Ask Randy Neugebauer, a House Republican from Texas, what the problem with our financial sector is, and he'll tell you the truth. Excessive CEO pay? Errant high-frequency trading algorithms? Rampant interest-rate-rigging?

Nope. It's that regulators — the people in charge of safeguarding the financial system, exposing hidden bank fees, rooting out insider traders, and the like — are living like a bunch of goddamned rock stars.

In today's WSJ op-ed section, Representative Neugebauer argues that roughly 60 percent of the regulators in the Consumer Financial Protection Bureau make more than $100,000 a year and that Richard Cordray, the agency's director, is paid more than $165,000, for doing essentially nothing.

I look at hardworking Americans — who make a median annual salary of $50,054 — and I wonder: Why is it necessary for a government agency, let alone one that was created to assist and protect consumers, to pay the majority of its employees six-figure salaries?

Preach it, Rep. Neugebauer! Why would we want people with the piddling, unimportant task of protecting consumers from fraud and abuse at the hands of their banks to be earning more than an average auto worker? Why can't we pull people off the street, pay them minimum wage, give them a sheriff's star and a slide rule, and set them loose on Bank of America and Citigroup?

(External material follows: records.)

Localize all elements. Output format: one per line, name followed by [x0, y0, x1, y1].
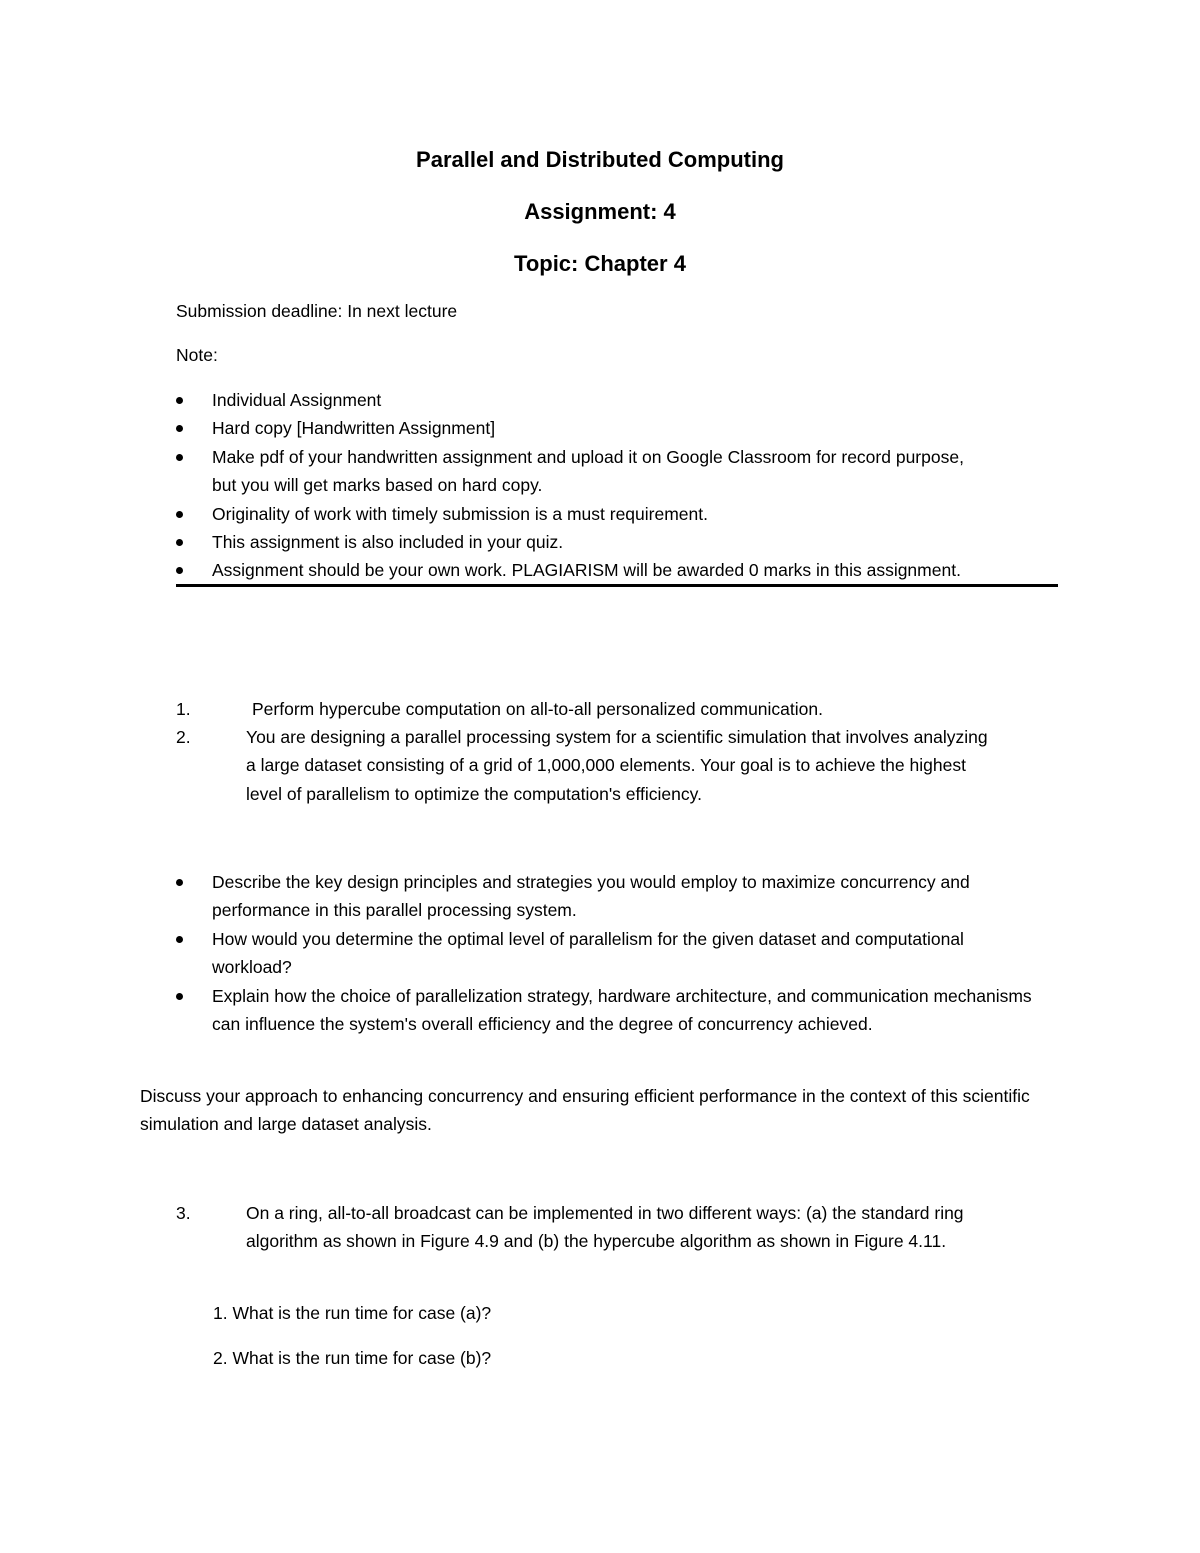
question-text: You are designing a parallel processing system for a scientific simulation that involves analyzing a large dataset consisting of a grid of 1,000,000 elements. Your goal is to achieve the highest level of parallelism to optimize the computation's efficiency.	[246, 727, 988, 804]
question-3-subquestion-a: 1. What is the run time for case (a)?	[213, 1303, 492, 1323]
list-item: Assignment should be your own work. PLAGIARISM will be awarded 0 marks in this assignment.	[176, 556, 1062, 584]
bullet-icon	[176, 567, 183, 574]
bullet-icon	[176, 511, 183, 518]
assignment-number: Assignment: 4	[524, 199, 676, 224]
question-number: 2.	[176, 727, 191, 747]
bullet-icon	[176, 879, 183, 886]
list-item: Make pdf of your handwritten assignment and upload it on Google Classroom for record purpose, but you will get marks based on hard copy.	[176, 443, 992, 500]
list-item: Describe the key design principles and strategies you would employ to maximize concurrency and performance in this parallel processing system.	[176, 868, 1032, 925]
notes-list	[176, 386, 1062, 585]
topic-title: Topic: Chapter 4	[514, 251, 686, 276]
question-number: 1.	[176, 699, 191, 719]
bullet-icon	[176, 454, 183, 461]
bullet-icon	[176, 936, 183, 943]
note-label: Note:	[176, 345, 218, 365]
question-2	[176, 723, 996, 808]
list-item: Hard copy [Handwritten Assignment]	[176, 414, 1032, 442]
list-item: How would you determine the optimal level of parallelism for the given dataset and computational workload?	[176, 925, 972, 982]
question-text: Perform hypercube computation on all-to-all personalized communication.	[252, 699, 823, 719]
section-divider	[176, 584, 1058, 587]
question-3	[176, 1199, 1036, 1256]
bullet-icon	[176, 993, 183, 1000]
bullet-icon	[176, 539, 183, 546]
bullet-icon	[176, 397, 183, 404]
question-2-subpoints	[176, 868, 1032, 1038]
question-text: On a ring, all-to-all broadcast can be implemented in two different ways: (a) the standard ring algorithm as shown in Figure 4.9 and (b) the hypercube algorithm as shown in Figure 4.11.	[246, 1203, 964, 1252]
list-item: Individual Assignment	[176, 386, 1032, 414]
submission-deadline: Submission deadline: In next lecture	[176, 301, 458, 321]
discussion-paragraph: Discuss your approach to enhancing concurrency and ensuring efficient performance in the context of this scientific simulation and large dataset analysis.	[140, 1086, 1030, 1135]
question-1	[176, 695, 1056, 723]
question-3-subquestion-b: 2. What is the run time for case (b)?	[213, 1348, 492, 1368]
list-item: Originality of work with timely submission is a must requirement.	[176, 500, 1032, 528]
bullet-icon	[176, 425, 183, 432]
list-item: Explain how the choice of parallelization strategy, hardware architecture, and communication mechanisms can influence the system's overall efficiency and the degree of concurrency achieved.	[176, 982, 1032, 1039]
course-title: Parallel and Distributed Computing	[416, 147, 784, 172]
list-item: This assignment is also included in your quiz.	[176, 528, 1032, 556]
question-number: 3.	[176, 1203, 191, 1223]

Rep. Neugebauer also has beef with how regulators are spending their massive, richer-than-Croesus budgets on frivolous things. Things like office renovations. (Who needs an office? Put 'em in a yurt!) Things like "[providing] consumer information in 187 languages." (Because only English-speakers deserve to know what their credit card's interest rates are!) Things like taking the MegaBus to meetings in New York. (Have you felt how soft those seats are?)

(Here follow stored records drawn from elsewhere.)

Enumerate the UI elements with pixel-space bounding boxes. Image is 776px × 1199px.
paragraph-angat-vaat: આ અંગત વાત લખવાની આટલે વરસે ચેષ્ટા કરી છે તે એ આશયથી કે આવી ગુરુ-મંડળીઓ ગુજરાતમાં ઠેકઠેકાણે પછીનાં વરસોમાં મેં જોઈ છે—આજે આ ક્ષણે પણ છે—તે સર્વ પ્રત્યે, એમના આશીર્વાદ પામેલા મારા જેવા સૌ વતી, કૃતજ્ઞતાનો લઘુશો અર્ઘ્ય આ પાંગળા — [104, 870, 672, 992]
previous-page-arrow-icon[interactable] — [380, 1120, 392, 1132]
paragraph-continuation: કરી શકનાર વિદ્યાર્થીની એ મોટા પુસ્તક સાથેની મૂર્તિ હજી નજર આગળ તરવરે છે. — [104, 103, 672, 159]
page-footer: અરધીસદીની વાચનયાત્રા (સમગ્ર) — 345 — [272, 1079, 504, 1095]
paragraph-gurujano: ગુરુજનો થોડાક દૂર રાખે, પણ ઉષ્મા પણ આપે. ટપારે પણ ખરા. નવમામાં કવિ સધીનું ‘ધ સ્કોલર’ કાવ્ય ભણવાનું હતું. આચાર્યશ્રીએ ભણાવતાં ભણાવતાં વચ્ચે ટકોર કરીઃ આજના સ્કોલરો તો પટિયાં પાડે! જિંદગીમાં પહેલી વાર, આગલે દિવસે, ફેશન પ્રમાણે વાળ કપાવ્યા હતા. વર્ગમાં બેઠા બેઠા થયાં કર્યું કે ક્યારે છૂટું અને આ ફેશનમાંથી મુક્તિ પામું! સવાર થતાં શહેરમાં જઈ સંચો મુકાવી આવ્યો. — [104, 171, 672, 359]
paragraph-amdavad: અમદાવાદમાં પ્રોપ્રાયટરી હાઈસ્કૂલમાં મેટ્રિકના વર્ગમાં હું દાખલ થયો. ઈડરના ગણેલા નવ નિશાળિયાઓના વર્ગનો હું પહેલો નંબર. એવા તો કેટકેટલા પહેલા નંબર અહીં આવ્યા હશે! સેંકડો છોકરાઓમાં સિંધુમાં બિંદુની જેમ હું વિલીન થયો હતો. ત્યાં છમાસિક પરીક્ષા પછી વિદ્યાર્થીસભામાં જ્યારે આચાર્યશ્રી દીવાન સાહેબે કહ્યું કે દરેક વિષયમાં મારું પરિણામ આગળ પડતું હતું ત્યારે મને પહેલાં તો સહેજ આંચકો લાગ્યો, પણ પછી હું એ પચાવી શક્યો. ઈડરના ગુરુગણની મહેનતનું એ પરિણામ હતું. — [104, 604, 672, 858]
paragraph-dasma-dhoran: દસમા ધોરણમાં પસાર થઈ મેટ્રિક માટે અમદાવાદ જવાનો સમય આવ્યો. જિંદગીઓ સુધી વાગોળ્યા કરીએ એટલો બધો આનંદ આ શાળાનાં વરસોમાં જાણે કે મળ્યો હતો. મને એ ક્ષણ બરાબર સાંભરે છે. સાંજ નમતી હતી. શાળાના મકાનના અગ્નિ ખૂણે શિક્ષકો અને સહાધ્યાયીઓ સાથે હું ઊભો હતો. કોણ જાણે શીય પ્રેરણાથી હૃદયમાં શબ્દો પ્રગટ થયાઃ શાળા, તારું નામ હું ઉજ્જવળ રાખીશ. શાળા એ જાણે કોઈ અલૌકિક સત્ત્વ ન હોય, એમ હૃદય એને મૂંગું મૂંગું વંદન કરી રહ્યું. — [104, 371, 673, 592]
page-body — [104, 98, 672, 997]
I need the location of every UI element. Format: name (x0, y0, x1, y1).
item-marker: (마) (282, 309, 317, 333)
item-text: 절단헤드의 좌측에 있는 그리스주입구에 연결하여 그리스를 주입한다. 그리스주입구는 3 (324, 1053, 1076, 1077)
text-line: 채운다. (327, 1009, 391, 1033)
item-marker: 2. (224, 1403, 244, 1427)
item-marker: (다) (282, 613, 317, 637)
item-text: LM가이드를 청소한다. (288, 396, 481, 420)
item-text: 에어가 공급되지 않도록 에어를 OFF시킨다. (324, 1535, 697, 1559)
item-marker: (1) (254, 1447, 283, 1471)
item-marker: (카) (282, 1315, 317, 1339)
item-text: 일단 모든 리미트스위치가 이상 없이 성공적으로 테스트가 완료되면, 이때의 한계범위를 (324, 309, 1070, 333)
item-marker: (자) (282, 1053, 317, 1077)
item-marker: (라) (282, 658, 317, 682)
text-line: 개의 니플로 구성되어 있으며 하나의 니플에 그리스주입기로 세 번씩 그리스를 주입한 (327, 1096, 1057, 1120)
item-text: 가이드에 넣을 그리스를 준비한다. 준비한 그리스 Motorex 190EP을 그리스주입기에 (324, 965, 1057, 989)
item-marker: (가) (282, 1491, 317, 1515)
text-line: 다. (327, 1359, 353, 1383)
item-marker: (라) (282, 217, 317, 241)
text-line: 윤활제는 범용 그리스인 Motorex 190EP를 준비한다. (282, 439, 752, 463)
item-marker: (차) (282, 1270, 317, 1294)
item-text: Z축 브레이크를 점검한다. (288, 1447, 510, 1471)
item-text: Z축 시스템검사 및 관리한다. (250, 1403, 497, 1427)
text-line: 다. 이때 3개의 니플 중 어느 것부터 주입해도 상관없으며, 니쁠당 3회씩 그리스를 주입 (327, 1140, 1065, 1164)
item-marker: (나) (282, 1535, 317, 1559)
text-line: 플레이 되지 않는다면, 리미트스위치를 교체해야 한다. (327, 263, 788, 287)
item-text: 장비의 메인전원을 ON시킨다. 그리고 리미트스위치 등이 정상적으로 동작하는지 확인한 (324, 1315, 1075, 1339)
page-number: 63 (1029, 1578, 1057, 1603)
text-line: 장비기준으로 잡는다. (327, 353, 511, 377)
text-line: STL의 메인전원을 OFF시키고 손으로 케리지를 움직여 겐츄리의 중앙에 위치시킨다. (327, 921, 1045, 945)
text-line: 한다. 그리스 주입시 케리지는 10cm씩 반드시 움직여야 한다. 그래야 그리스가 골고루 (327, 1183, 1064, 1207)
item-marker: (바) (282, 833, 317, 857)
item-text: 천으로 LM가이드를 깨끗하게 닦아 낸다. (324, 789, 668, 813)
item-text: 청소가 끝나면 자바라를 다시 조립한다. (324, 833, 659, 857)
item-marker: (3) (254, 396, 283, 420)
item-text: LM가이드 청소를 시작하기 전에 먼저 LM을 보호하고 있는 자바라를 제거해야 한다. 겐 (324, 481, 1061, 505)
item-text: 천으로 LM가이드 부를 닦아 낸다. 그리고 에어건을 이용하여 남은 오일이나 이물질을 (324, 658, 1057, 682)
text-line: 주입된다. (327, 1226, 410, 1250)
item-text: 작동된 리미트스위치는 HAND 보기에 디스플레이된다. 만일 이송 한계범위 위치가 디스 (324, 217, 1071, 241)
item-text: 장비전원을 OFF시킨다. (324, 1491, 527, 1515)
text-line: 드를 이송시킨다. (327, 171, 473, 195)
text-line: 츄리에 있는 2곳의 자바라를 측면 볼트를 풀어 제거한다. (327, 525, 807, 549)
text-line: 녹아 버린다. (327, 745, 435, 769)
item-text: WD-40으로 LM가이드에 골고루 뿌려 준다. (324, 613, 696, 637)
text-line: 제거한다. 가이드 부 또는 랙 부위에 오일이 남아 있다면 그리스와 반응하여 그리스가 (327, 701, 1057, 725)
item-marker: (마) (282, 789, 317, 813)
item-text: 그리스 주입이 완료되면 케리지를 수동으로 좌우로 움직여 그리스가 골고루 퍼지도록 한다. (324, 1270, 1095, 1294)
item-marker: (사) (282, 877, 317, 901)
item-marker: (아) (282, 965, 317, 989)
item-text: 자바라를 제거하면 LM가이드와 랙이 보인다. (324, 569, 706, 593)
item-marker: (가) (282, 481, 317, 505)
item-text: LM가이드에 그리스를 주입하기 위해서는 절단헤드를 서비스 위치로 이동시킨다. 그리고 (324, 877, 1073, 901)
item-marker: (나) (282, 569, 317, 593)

Now, some people might say, "Hold on, Rep. Neugebauer. $100,000 is actually not a lot to pay a highly trained consumer protection specialist who probably went to grad school, got lucrative offers to work on Wall Street, and turned them down to pursue a career in government watchdogging." They might even make a fuss about the fact that the CFPB's budget of $550 million is less than 1 percent of the size of the market it polices — that it's even small compared to the budgets of agencies like the U.S. Fish and Wildlife Service ($1.7 billion in 2012).

But those people are wrong, because Rep. Neugebauer is onto something here. In fact, it's possible he didn't go far enough.

Why pay the CFPB's enforcers at all? Why not give them Starbucks gift cards every two weeks? Or FarmVille credits? Why not just replace all regulators in Washington with software programs that call Wall Street executives and play them prerecorded messages that say, "Do the right thing today!"

At the very least, we should stop funding these agencies with taxpayer dollars and get some multimillionaire with an interest in public service to foot the bill. Now, where would we find one of those?